Theory textbooks misrepresent the differences between Marx and Weber when they claim that Weber rounded out Marx's one-sided economic determinist interpretation of the rise of capitalism by giving more attention to the role of ideas in historical change. Both Marx and Weber clearly recognized that ideas or culture played an important role in the transformation from feudalism to capitalism. Analysis of the Protestant Reformation figured prominently in both Marx's and Weber's interpretations of the rise of European capitalism. Weber identified "rational organization" as the decisive unique characteristic of Western capitalist civilization, and he suspected that this cultural phenomenon would prove to be biologically determined. Weber argued that there was an "elective affinity" between the Protestant Ethic and the "spirit of capitalism;" thus the Protestant Reformation instilled in early capitalists an ascetic work ethic that compelled them to acquire wealth through the rational organization of production.
Marx interpreted the Protestant Reformation as an aspect of the struggle of the rising bourgeoisie against the feudal ruling class. He saw the Protestant ethic as an ideological weapon used by capitalists to convince workers that hard work and obedience to their bosses was demanded by god. The Protestant ethic was meant to control the behavior of the working class, not the behavior of the bourgeoisie, who never led the ascetic life Weber described. Thus, British historian E. P. Thompson (1963) verified Marx's analysis by describing the "ideological terror" unleashed by capitalists against workers during the industrial revolution in England. U.S. historian Gabriel Kolko (1961), showed that Benjamin Franklin, portrayed by Weber as an ideal typical embodiment of the spirit of capitalism, was no ascetic; he was fond of food, drink, and mistresses.
Marx and Weber thus analyzed the role of ideas and the nature of capitalism very differently. Marx was a dialectical materialist who insisted that ideologies arise out of material conditions and serve the interests of contending social classes. Weber was an idealist who insisted that ideologies have an independent or autonomous existence, and that there may be an "elective affinity" between ideologies and class interests. Marx said that early capitalists got their wealth through genocide and slavery, while Weber says that they got their wealth through ascetic living and rational organization of production.
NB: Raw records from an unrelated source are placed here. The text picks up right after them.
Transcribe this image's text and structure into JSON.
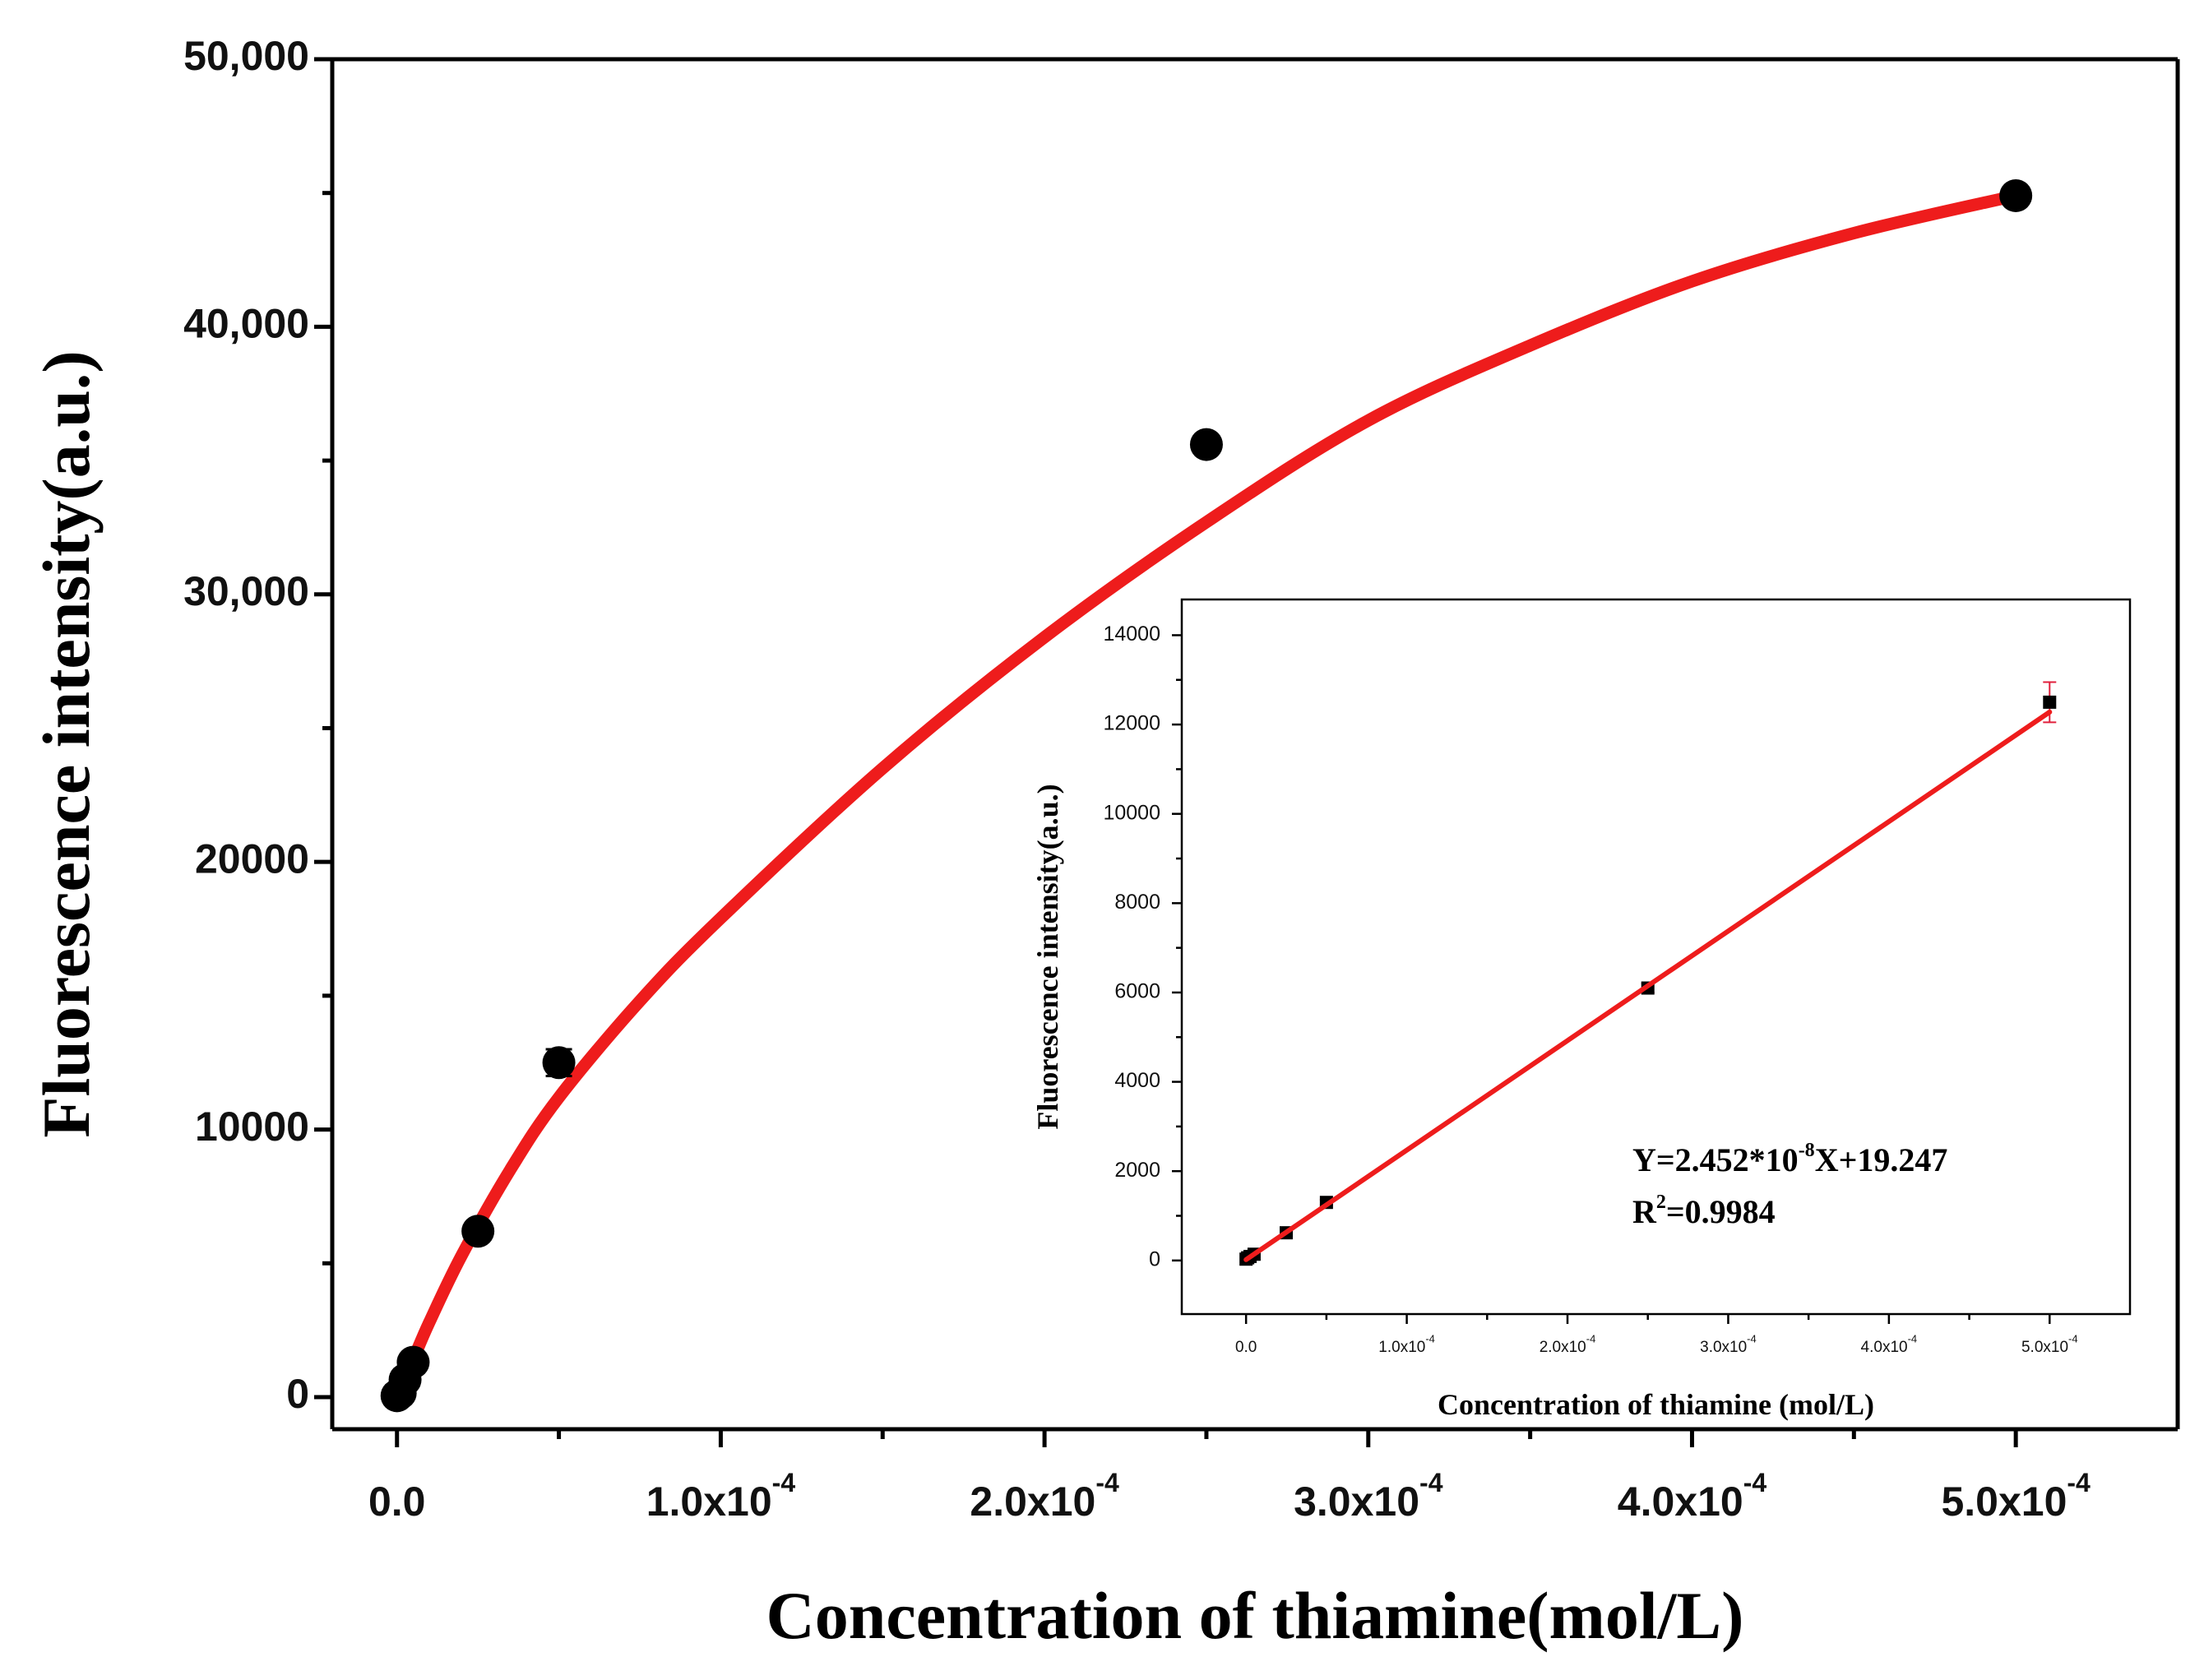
{
  "chart_data": [
    {
      "type": "scatter",
      "title": "",
      "xlabel": "Concentration of thiamine(mol/L)",
      "ylabel": "Fluorescence intensity(a.u.)",
      "xlim": [
        -2e-05,
        0.00055
      ],
      "ylim": [
        -1200,
        50000
      ],
      "x_ticks": [
        0,
        0.0001,
        0.0002,
        0.0003,
        0.0004,
        0.0005
      ],
      "x_tick_labels": [
        {
          "mantissa": "0.0",
          "exp": ""
        },
        {
          "mantissa": "1.0x10",
          "exp": "-4"
        },
        {
          "mantissa": "2.0x10",
          "exp": "-4"
        },
        {
          "mantissa": "3.0x10",
          "exp": "-4"
        },
        {
          "mantissa": "4.0x10",
          "exp": "-4"
        },
        {
          "mantissa": "5.0x10",
          "exp": "-4"
        }
      ],
      "y_ticks": [
        0,
        10000,
        20000,
        30000,
        40000,
        50000
      ],
      "y_tick_labels": [
        "0",
        "10000",
        "20000",
        "30,000",
        "40,000",
        "50,000"
      ],
      "series": [
        {
          "name": "data",
          "color": "#000000",
          "x": [
            0,
            1e-06,
            2.5e-06,
            5e-06,
            2.5e-05,
            5e-05,
            0.00025,
            0.0005
          ],
          "y": [
            50,
            150,
            650,
            1300,
            6200,
            12500,
            35600,
            44900
          ],
          "error": [
            0,
            0,
            0,
            0,
            150,
            500,
            300,
            200
          ]
        },
        {
          "name": "fit",
          "type": "line",
          "color": "#ee1c1c",
          "x": [
            0,
            5e-06,
            1e-05,
            2e-05,
            3.5e-05,
            5e-05,
            7.5e-05,
            0.0001,
            0.00015,
            0.0002,
            0.00025,
            0.0003,
            0.00035,
            0.0004,
            0.00045,
            0.0005
          ],
          "y": [
            0,
            1400,
            2800,
            5300,
            8500,
            11200,
            14800,
            17900,
            23500,
            28400,
            32700,
            36500,
            39300,
            41700,
            43500,
            44900
          ]
        }
      ]
    },
    {
      "type": "scatter",
      "title": "",
      "xlabel": "Concentration of  thiamine (mol/L)",
      "ylabel": "Fluorescence intensity(a.u.)",
      "xlim": [
        -4e-05,
        0.00055
      ],
      "ylim": [
        -1200,
        14800
      ],
      "x_ticks": [
        0,
        0.0001,
        0.0002,
        0.0003,
        0.0004,
        0.0005
      ],
      "x_tick_labels": [
        {
          "mantissa": "0.0",
          "exp": ""
        },
        {
          "mantissa": "1.0x10",
          "exp": "-4"
        },
        {
          "mantissa": "2.0x10",
          "exp": "-4"
        },
        {
          "mantissa": "3.0x10",
          "exp": "-4"
        },
        {
          "mantissa": "4.0x10",
          "exp": "-4"
        },
        {
          "mantissa": "5.0x10",
          "exp": "-4"
        }
      ],
      "y_ticks": [
        0,
        2000,
        4000,
        6000,
        8000,
        10000,
        12000,
        14000
      ],
      "y_tick_labels": [
        "0",
        "2000",
        "4000",
        "6000",
        "8000",
        "10000",
        "12000",
        "14000"
      ],
      "annotation": {
        "line1_prefix": "Y=2.452*10",
        "line1_exp": "-8",
        "line1_suffix": "X+19.247",
        "line2_prefix": "R",
        "line2_exp": "2",
        "line2_suffix": "=0.9984"
      },
      "series": [
        {
          "name": "data",
          "color": "#000000",
          "x": [
            0,
            1e-06,
            2.5e-06,
            5e-06,
            2.5e-05,
            5e-05,
            0.00025,
            0.0005
          ],
          "y": [
            30,
            60,
            90,
            140,
            620,
            1300,
            6100,
            12500
          ],
          "error": [
            0,
            0,
            0,
            0,
            40,
            60,
            100,
            450
          ]
        },
        {
          "name": "fit",
          "type": "line",
          "color": "#ee1c1c",
          "x": [
            0,
            0.0005
          ],
          "y": [
            19.247,
            12279
          ]
        }
      ]
    }
  ]
}
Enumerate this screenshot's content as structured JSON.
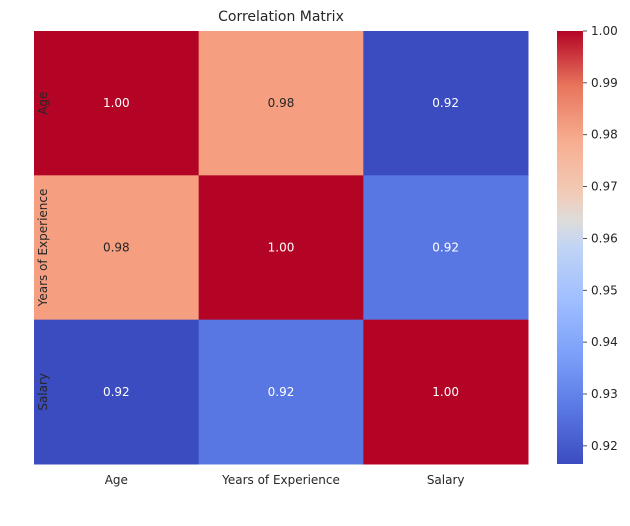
{
  "chart_data": {
    "type": "heatmap",
    "title": "Correlation Matrix",
    "xlabel": "",
    "ylabel": "",
    "x_categories": [
      "Age",
      "Years of Experience",
      "Salary"
    ],
    "y_categories": [
      "Age",
      "Years of Experience",
      "Salary"
    ],
    "values": [
      [
        1.0,
        0.98,
        0.92
      ],
      [
        0.98,
        1.0,
        0.92
      ],
      [
        0.92,
        0.92,
        1.0
      ]
    ],
    "display_values": [
      [
        "1.00",
        "0.98",
        "0.92"
      ],
      [
        "0.98",
        "1.00",
        "0.92"
      ],
      [
        "0.92",
        "0.92",
        "1.00"
      ]
    ],
    "cell_colors": [
      [
        "#b40426",
        "#f59f80",
        "#3b4cc0"
      ],
      [
        "#f59f80",
        "#b40426",
        "#5977e3"
      ],
      [
        "#3b4cc0",
        "#5977e3",
        "#b40426"
      ]
    ],
    "colormap": "coolwarm",
    "colorbar": {
      "range": [
        0.9165,
        1.0
      ],
      "ticks": [
        0.92,
        0.93,
        0.94,
        0.95,
        0.96,
        0.97,
        0.98,
        0.99,
        1.0
      ],
      "tick_labels": [
        "0.92",
        "0.93",
        "0.94",
        "0.95",
        "0.96",
        "0.97",
        "0.98",
        "0.99",
        "1.00"
      ]
    },
    "grid": false,
    "legend": "colorbar-right"
  }
}
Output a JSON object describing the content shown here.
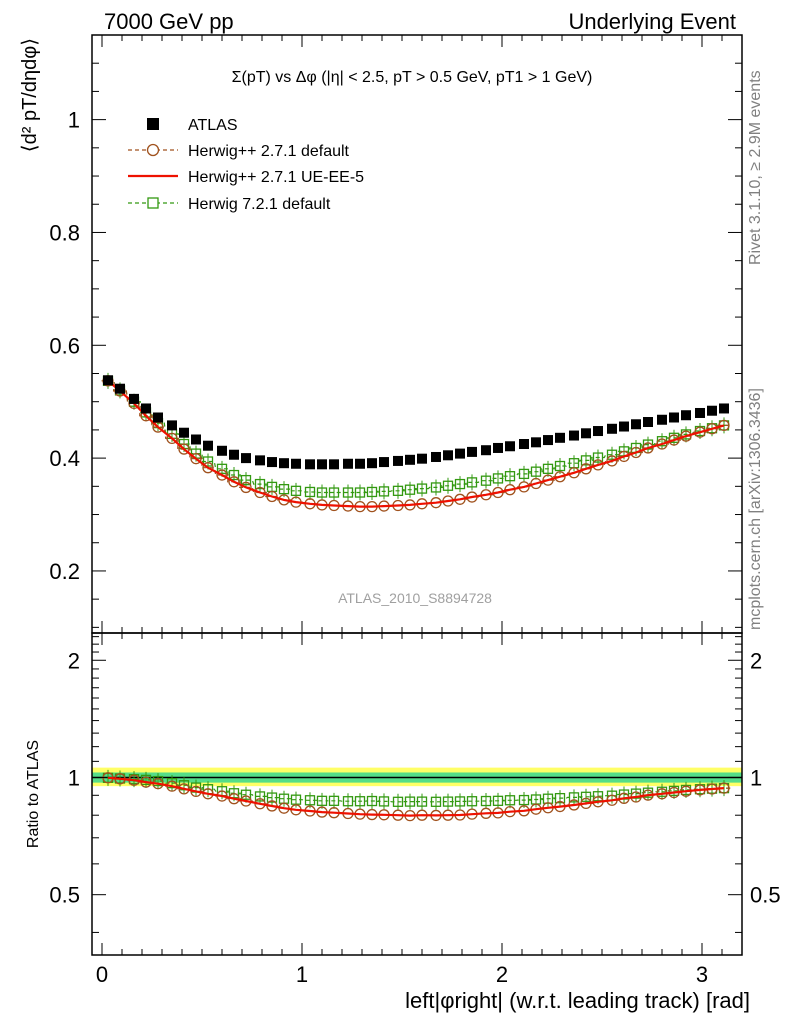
{
  "header": {
    "left": "7000 GeV pp",
    "right": "Underlying Event"
  },
  "side_labels": {
    "rivet": "Rivet 3.1.10, ≥ 2.9M events",
    "mcplots": "mcplots.cern.ch [arXiv:1306.3436]"
  },
  "chart_data": [
    {
      "type": "scatter",
      "panel": "main",
      "title": "Σ(pT) vs Δφ (|η| < 2.5, pT > 0.5 GeV, pT1 > 1 GeV)",
      "ylabel": "⟨d² pT/dηdφ⟩",
      "xlabel": "",
      "analysis_label": "ATLAS_2010_S8894728",
      "xlim": [
        -0.05,
        3.2
      ],
      "ylim": [
        0.09,
        1.15
      ],
      "x_ticks": [
        0,
        1,
        2,
        3
      ],
      "y_ticks": [
        0.2,
        0.4,
        0.6,
        0.8,
        1
      ],
      "y_tick_labels": [
        "0.2",
        "0.4",
        "0.6",
        "0.8",
        "1"
      ],
      "legend_position": "top-left",
      "x": [
        0.03,
        0.09,
        0.16,
        0.22,
        0.28,
        0.35,
        0.41,
        0.47,
        0.53,
        0.6,
        0.66,
        0.72,
        0.79,
        0.85,
        0.91,
        0.97,
        1.04,
        1.1,
        1.16,
        1.23,
        1.29,
        1.35,
        1.41,
        1.48,
        1.54,
        1.6,
        1.67,
        1.73,
        1.79,
        1.85,
        1.92,
        1.98,
        2.04,
        2.11,
        2.17,
        2.23,
        2.29,
        2.36,
        2.42,
        2.48,
        2.55,
        2.61,
        2.67,
        2.73,
        2.8,
        2.86,
        2.92,
        2.99,
        3.05,
        3.11
      ],
      "series": [
        {
          "name": "ATLAS",
          "values": [
            0.538,
            0.523,
            0.505,
            0.488,
            0.472,
            0.458,
            0.445,
            0.433,
            0.422,
            0.413,
            0.406,
            0.4,
            0.396,
            0.393,
            0.391,
            0.39,
            0.389,
            0.389,
            0.389,
            0.39,
            0.39,
            0.391,
            0.393,
            0.395,
            0.397,
            0.399,
            0.402,
            0.405,
            0.408,
            0.411,
            0.414,
            0.418,
            0.421,
            0.425,
            0.428,
            0.432,
            0.436,
            0.44,
            0.444,
            0.448,
            0.452,
            0.456,
            0.46,
            0.464,
            0.468,
            0.472,
            0.476,
            0.48,
            0.484,
            0.488
          ]
        },
        {
          "name": "Herwig++ 2.7.1 default",
          "values": [
            0.537,
            0.519,
            0.497,
            0.475,
            0.455,
            0.435,
            0.416,
            0.399,
            0.383,
            0.37,
            0.358,
            0.348,
            0.339,
            0.332,
            0.326,
            0.322,
            0.319,
            0.317,
            0.316,
            0.315,
            0.314,
            0.314,
            0.315,
            0.316,
            0.317,
            0.319,
            0.321,
            0.324,
            0.327,
            0.331,
            0.335,
            0.339,
            0.344,
            0.349,
            0.355,
            0.361,
            0.367,
            0.374,
            0.381,
            0.388,
            0.395,
            0.403,
            0.41,
            0.418,
            0.425,
            0.432,
            0.439,
            0.446,
            0.452,
            0.458
          ]
        },
        {
          "name": "Herwig++ 2.7.1 UE-EE-5",
          "values": [
            0.537,
            0.519,
            0.497,
            0.475,
            0.455,
            0.435,
            0.416,
            0.399,
            0.383,
            0.37,
            0.358,
            0.348,
            0.339,
            0.332,
            0.326,
            0.322,
            0.319,
            0.317,
            0.316,
            0.315,
            0.314,
            0.314,
            0.315,
            0.316,
            0.317,
            0.319,
            0.321,
            0.324,
            0.327,
            0.331,
            0.335,
            0.339,
            0.344,
            0.349,
            0.355,
            0.361,
            0.367,
            0.374,
            0.381,
            0.388,
            0.395,
            0.403,
            0.41,
            0.418,
            0.425,
            0.432,
            0.439,
            0.446,
            0.452,
            0.458
          ]
        },
        {
          "name": "Herwig 7.2.1 default",
          "values": [
            0.537,
            0.52,
            0.5,
            0.481,
            0.462,
            0.443,
            0.425,
            0.408,
            0.394,
            0.381,
            0.37,
            0.361,
            0.354,
            0.349,
            0.345,
            0.342,
            0.34,
            0.339,
            0.339,
            0.339,
            0.339,
            0.34,
            0.341,
            0.342,
            0.344,
            0.346,
            0.348,
            0.351,
            0.354,
            0.357,
            0.36,
            0.364,
            0.368,
            0.372,
            0.376,
            0.381,
            0.386,
            0.391,
            0.396,
            0.401,
            0.406,
            0.412,
            0.418,
            0.424,
            0.43,
            0.436,
            0.442,
            0.448,
            0.453,
            0.458
          ]
        }
      ]
    },
    {
      "type": "scatter",
      "panel": "ratio",
      "ylabel": "Ratio to ATLAS",
      "xlabel": "left|φright| (w.r.t. leading track) [rad]",
      "xlim": [
        -0.05,
        3.2
      ],
      "ylim": [
        0.35,
        2.35
      ],
      "y_scale": "log",
      "x_ticks": [
        0,
        1,
        2,
        3
      ],
      "x_tick_labels": [
        "0",
        "1",
        "2",
        "3"
      ],
      "y_ticks": [
        0.5,
        1,
        2
      ],
      "y_tick_labels": [
        "0.5",
        "1",
        "2"
      ],
      "reference_band": {
        "inner": [
          0.97,
          1.03
        ],
        "outer": [
          0.95,
          1.06
        ],
        "inner_color": "#55dd88",
        "outer_color": "#ffff66"
      },
      "x": [
        0.03,
        0.09,
        0.16,
        0.22,
        0.28,
        0.35,
        0.41,
        0.47,
        0.53,
        0.6,
        0.66,
        0.72,
        0.79,
        0.85,
        0.91,
        0.97,
        1.04,
        1.1,
        1.16,
        1.23,
        1.29,
        1.35,
        1.41,
        1.48,
        1.54,
        1.6,
        1.67,
        1.73,
        1.79,
        1.85,
        1.92,
        1.98,
        2.04,
        2.11,
        2.17,
        2.23,
        2.29,
        2.36,
        2.42,
        2.48,
        2.55,
        2.61,
        2.67,
        2.73,
        2.8,
        2.86,
        2.92,
        2.99,
        3.05,
        3.11
      ],
      "series": [
        {
          "name": "Herwig++ 2.7.1 default",
          "values": [
            0.998,
            0.992,
            0.984,
            0.973,
            0.964,
            0.95,
            0.935,
            0.921,
            0.908,
            0.896,
            0.882,
            0.87,
            0.856,
            0.845,
            0.834,
            0.826,
            0.82,
            0.815,
            0.812,
            0.808,
            0.805,
            0.803,
            0.802,
            0.8,
            0.798,
            0.8,
            0.799,
            0.8,
            0.801,
            0.805,
            0.809,
            0.811,
            0.817,
            0.821,
            0.829,
            0.836,
            0.842,
            0.85,
            0.858,
            0.866,
            0.874,
            0.884,
            0.891,
            0.901,
            0.908,
            0.915,
            0.922,
            0.929,
            0.934,
            0.939
          ]
        },
        {
          "name": "Herwig++ 2.7.1 UE-EE-5",
          "values": [
            0.998,
            0.992,
            0.984,
            0.973,
            0.964,
            0.95,
            0.935,
            0.921,
            0.908,
            0.896,
            0.882,
            0.87,
            0.856,
            0.845,
            0.834,
            0.826,
            0.82,
            0.815,
            0.812,
            0.808,
            0.805,
            0.803,
            0.802,
            0.8,
            0.798,
            0.8,
            0.799,
            0.8,
            0.801,
            0.805,
            0.809,
            0.811,
            0.817,
            0.821,
            0.829,
            0.836,
            0.842,
            0.85,
            0.858,
            0.866,
            0.874,
            0.884,
            0.891,
            0.901,
            0.908,
            0.915,
            0.922,
            0.929,
            0.934,
            0.939
          ]
        },
        {
          "name": "Herwig 7.2.1 default",
          "values": [
            0.998,
            0.994,
            0.99,
            0.986,
            0.979,
            0.967,
            0.955,
            0.942,
            0.933,
            0.922,
            0.911,
            0.903,
            0.894,
            0.888,
            0.882,
            0.877,
            0.874,
            0.871,
            0.871,
            0.869,
            0.869,
            0.87,
            0.868,
            0.866,
            0.867,
            0.867,
            0.866,
            0.867,
            0.868,
            0.869,
            0.87,
            0.871,
            0.874,
            0.875,
            0.878,
            0.882,
            0.885,
            0.889,
            0.892,
            0.895,
            0.898,
            0.904,
            0.909,
            0.914,
            0.919,
            0.924,
            0.929,
            0.933,
            0.936,
            0.939
          ]
        }
      ]
    }
  ],
  "colors": {
    "atlas": "#000000",
    "herwig_default": "#a0521e",
    "herwig_ueee5": "#ee1100",
    "herwig7": "#339911"
  }
}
Marx and Weber had very different views of how capitalists extract profits and of how European hegemony was established. Marx said that profits come from exploitation; Weber said that profits are derived from rational organization. Marx said that European global hegemony resulted from military conquest and economic plunder. Weber said that European global hegemony resulted from the unique cultural values of Western Civilization. Marx saw capitalism as an exploitative and alienating system that should be condemned and overthrown, while Weber celebrated it as a unique Western invention.